According to this article, a child sued her father for the payment of her college tuition and related expenses. After the two day trial, the judge found in favor of the child and awarded her $47,000, which included the tuition cost and counsel fees. I am often asked about a parent’s obligation to pay for a child’s college eduction in Pennsylvania. The information I tell these people is usually not well received.

In the Pennsylvania case of Blue v. Blue, the Pennsylvania Supreme Court determined that a parent does not have the obligation to provide financial support for a child beyond the later of that child’s 18th birthday or graduation from high school. This meant that a parent could not be forced to contribute to his or her child’s college tuition or other related expenses. In so doing, the Pennsylvania Supreme Court reversed about 30 years of case law holding that there was never any provision in the law that obligated a parent to pay for college expenses.

The legislature attempted to rectify this problem by passing what became 23 Pa.C.S. 4327 which obligated divorced, separated, or unmarried parents to pay for the college expenses for their children. In the Supreme Court decision of Curtis v. Kline, the Pennsylvania Supreme Court held that this statute violated Pennsylvania’s Constitution. The Fourteenth Amendment of the Pennsylvania Constitution provides every person should be treated equally under the law. Since the statue treated children differently depending upon the marital status of their parents (this statute did not apply if the parents of the children were married to each other), it was declared unconstitutional and can not be enforced in Pennsylvania.
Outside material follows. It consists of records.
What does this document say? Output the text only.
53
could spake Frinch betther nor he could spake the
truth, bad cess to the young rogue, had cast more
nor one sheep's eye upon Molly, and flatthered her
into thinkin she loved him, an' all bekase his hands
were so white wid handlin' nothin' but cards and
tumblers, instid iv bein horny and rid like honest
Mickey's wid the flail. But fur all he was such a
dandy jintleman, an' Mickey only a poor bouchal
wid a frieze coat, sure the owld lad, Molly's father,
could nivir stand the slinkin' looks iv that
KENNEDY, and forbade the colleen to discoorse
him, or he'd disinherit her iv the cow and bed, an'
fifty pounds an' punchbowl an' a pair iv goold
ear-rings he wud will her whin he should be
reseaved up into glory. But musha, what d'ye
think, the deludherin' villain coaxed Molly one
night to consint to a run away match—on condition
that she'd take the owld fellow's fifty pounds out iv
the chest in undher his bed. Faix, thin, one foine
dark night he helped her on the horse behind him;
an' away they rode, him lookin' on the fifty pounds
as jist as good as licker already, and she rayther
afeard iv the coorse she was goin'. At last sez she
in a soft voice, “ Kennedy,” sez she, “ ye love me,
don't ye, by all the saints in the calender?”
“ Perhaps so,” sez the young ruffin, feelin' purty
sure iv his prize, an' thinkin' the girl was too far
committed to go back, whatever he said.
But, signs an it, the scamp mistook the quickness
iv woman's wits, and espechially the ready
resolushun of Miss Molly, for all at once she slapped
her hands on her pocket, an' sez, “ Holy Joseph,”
So, does this mean that Dana Soderberg’s case against her father (those are the parties in the article) can not happen in Pennsylvania? In Pennsylvania, if a parent agrees, preferably in writing, to pay for a child’s college education (in full or in part), the court will enforce that agreement. Usually, the parties to such an agreement are the two parents. In this case, it appears that Dana may have been a party to the agreement.

The advise I give my clients who ask about their obligation to pay for a child’s education is as follows: Pay it because you want to provide for your child’s education. Don’t do it only because there is a piece of paper that says you have to do it.